During the initial phase of the assault, the perpetrators disseminate ZIP archives containing “lures” predicated on investment proposals ranging from one to three million dollars. Concealed within is a document alongside a deceptive LNK shortcut, masquerading as a PDF file containing an investor profile. The nomenclature of these files is meticulously chosen to mirror legitimate corporate correspondence regarding startup financing. Executing the shortcut triggers a clandestine sequence of commands that locate PowerShell within the system, decrypt embedded logic, and instantiate the primary malicious module directly into the volatile memory.

This initial stage conducts a rigorous environment audit to identify the presence of sandboxes or cloud-based virtualization. Should the system detect a virtual infrastructure, the deployment process is summarily terminated to evade analysis. Conversely, if the environment is deemed authentic, the module harvests telemetry regarding system processes and user files before exfiltrating the data to a remote repository. Subsequently, a secondary component is retrieved, leveraging a legitimate AutoIt interpreter to execute a concealed script.

The terminal instrument in this arsenal is MiradorShell version 2.0, a sophisticated backdoor. It facilitates remote command execution, bidirectional file transfers, directory enumeration, and the clandestine deletion of data or instantiation of programs. Orchestration is managed via a reverse TCP connection to a command-and-control server. To ensure persistence, the malware utilizes a mutual exclusion (mutex) mechanism and establishes a scheduled task configured to execute every five minutes. The unique identifier for each compromised machine is synthesized from specific hardware parameters.

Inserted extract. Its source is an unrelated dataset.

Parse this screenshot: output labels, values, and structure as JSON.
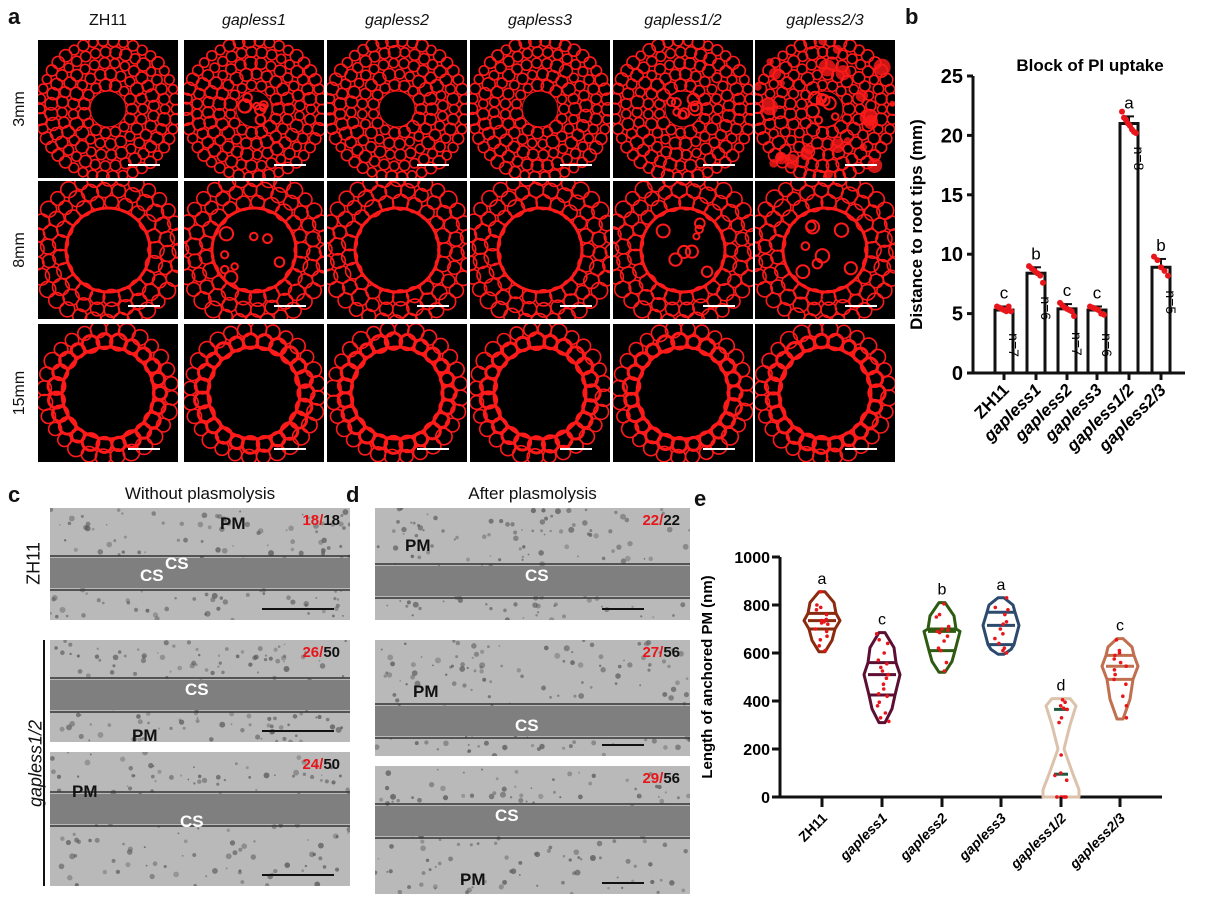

The command infrastructure is particularly noteworthy; in several instances, module retrieval was traced to the domain of a South Korean technology firm, Techcross-WNE. Based on the directory structure and the libraries utilized, researchers posit that the site was compromised to host malicious payloads within its plugin directory. Such a stratagem effectively camouflages adversarial network traffic as legitimate communication with a trusted resource.

Drawing upon a confluence of indicators—including coding style, the utilization of LNK-based infection chains, network request formatting, and persistence mechanisms—the operation has been confidently attributed to APT-C-28. While this group has been active since 2014 with a traditional focus on the public sector within the Korean Peninsula, its strategic interests are increasingly gravitating toward the burgeoning cryptocurrency sector.